Rajoy no quiere que termine la campaña porque se lo está "pasando bien"

  • El líder del PP cree que Cañete y Pizarro se equivocaron al hablar de los inmigrantes y los empresarios catalanes

Al candidato del PP, Mariano Rajoy, le encanta estar de campaña. Tan "bien" se lo está pasando el líder de los populares estos días recorriendo España que asegura que no quiere que acabe. Pero pese al entusiasmo que le despierta como marcha la campaña del PP, Rajoy también reconoce algunos errores. En este sentido no duda en afirmar que el gran fichaje de los populares para el 9-M, Manuel Pizarro, se equivocó si realmente llamó "gorristas" a los empresarios catalanes y también admite que hubiera sido mejor que el secretario popular de Economía, Miguel Arias Cañete, no hubiera realizado aquellos desafortunados comentarios sobre los inmigrantes.

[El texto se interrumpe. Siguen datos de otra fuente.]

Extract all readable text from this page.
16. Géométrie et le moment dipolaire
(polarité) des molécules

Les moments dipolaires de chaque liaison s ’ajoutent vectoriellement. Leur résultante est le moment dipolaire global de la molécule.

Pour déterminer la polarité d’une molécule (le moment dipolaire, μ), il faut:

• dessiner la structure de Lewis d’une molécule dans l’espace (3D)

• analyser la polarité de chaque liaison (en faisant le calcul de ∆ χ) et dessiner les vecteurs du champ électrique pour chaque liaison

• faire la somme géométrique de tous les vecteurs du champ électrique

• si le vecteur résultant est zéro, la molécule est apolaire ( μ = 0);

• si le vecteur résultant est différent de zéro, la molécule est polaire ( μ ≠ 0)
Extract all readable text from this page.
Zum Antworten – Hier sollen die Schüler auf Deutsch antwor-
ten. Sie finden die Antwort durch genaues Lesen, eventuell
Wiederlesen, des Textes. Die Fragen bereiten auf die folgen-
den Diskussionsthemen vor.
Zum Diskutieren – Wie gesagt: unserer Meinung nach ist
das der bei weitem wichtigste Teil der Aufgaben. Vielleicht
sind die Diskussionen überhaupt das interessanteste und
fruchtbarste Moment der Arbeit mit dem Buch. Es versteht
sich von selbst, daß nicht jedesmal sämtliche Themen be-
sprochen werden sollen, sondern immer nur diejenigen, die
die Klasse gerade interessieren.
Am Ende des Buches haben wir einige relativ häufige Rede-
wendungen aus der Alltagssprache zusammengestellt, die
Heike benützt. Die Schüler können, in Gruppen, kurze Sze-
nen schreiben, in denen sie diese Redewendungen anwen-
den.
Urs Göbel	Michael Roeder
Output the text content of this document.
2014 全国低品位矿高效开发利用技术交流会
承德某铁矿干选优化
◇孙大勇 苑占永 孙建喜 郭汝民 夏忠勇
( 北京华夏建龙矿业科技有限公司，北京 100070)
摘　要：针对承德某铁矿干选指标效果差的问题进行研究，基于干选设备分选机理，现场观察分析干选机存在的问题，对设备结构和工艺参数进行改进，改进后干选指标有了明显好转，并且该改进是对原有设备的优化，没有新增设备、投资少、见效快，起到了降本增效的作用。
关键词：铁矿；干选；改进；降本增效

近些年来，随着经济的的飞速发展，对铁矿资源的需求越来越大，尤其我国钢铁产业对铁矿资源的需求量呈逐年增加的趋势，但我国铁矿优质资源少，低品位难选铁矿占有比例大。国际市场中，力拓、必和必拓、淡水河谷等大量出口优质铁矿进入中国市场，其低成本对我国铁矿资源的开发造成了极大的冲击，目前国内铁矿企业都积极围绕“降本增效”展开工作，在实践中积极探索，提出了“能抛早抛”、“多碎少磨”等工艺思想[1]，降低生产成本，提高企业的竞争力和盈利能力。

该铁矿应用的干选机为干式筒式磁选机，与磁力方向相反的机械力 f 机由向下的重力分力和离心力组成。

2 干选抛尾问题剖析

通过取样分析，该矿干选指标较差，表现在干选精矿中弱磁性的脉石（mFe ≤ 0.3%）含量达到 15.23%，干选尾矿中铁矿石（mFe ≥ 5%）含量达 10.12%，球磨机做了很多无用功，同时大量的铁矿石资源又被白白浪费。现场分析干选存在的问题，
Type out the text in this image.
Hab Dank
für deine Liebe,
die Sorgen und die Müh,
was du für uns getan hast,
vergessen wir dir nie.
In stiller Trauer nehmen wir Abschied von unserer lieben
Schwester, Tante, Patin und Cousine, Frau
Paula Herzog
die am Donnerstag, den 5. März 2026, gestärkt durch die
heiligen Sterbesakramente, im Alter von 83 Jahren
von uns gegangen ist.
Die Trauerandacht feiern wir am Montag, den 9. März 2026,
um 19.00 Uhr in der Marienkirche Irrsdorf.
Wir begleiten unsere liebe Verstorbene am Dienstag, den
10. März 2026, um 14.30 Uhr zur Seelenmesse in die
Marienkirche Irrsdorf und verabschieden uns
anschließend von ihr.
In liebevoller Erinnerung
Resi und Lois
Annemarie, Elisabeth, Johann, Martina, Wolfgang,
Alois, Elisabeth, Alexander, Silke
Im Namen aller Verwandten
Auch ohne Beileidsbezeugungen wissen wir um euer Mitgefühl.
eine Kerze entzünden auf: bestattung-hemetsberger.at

"Me lo estoy pasando bien". Este es el positivo balance que Rajoy hace de estos más de diez días de campaña, una vez que ya ha superado las dos citas claves antes del 9-M: los cara a cara con Zapatero. El líder del PP volvió a apuntar que "no hubiera pasado nada" si en los dos debates hubiera hablado menos sobre la guerra de Irak y el atentado del 11-M, aunque recordó que no fue él quien sacó el tema, sino el candidato socialista, quien "transmite un poco la impresión de que quiere volver a ganar por el 11-M e Irak". "Me he quedado muy contento y muy satisfecho con los debates. Tampoco se crea que me preocupa tanto", afirmó en declaraciones a la Cadena Ser recogidas por otr/press.

Pero en todo caso, y pese a que las encuestas le colocan por detrás de Zapatero, Rajoy dice estar "muy animado" con la campaña y apuntó que en estos cuatro años al frente de la oposición "jamás" ha ganado "una encuesta de nada", y sin embargo, el PP "ganó" las últimas municipales. "Últimamente sólo ganamos las encuestas el día de las elecciones, con eso ya me conformo", sentenció Rajoy que a pesar de las buenas sensaciones, no duda en reconocer que también ha habido algunos errores en la campaña popular.

En este punto, el líder del PP no pudo evitar recordar algunos de los capítulos más polémicos de la campaña como aquellas declaraciones de Arias Cañete en las que afirmó que los camareros de hoy no son como los de antes y que las mujeres inmigrantes colapsan los servicios de urgencia. Aunque reconoció que hubiera sido mejor que "no hubiera dicho" hizo un llamamiento para "ir a lo importante" en esta cuestión y dejar de lado "lo accesorio", porque "es un tema muy serio".

Otro de esos puntos negros de la campaña popular lo protagonizó Manuel Pizarro cuando, según reveló el lunes una información publicada por el 'Diari de Girona', durante una reunión con una quincena de empresarios catalanes, el número dos del PP al Congreso por Madrid dijo que "los catalanes son el amigo gorrista, que da una pedalada y espera a ver qué hacen los otros". Interrogado por estas declaraciones, Rajoy matizó que estas declaraciones no están documentadas, por lo que desconoce "si lo dijo así", pero reconoció que "si lo dijo, se habrá equivocado".

En todo caso, el líder del PP los políticos "muchas veces" tienen "expresiones incorrectas" y no aciertan siempre, aunque defendió que "lo importante es el tema esencial y no la anécdota de lo que haya dicho uno u otro". En este punto, Rajoy volvió a insistir en que la cita del 9-M no supone una elección entre entre un Gobierno de izquierdas o de derechas, sino entre "un Gobierno que se ha dedicado a hablar de temas que a nadie le importante y no se ha ocupado de lo fundamental, y un Gobierno que se va a ocupar de lo que verdaderamente importa a las personas".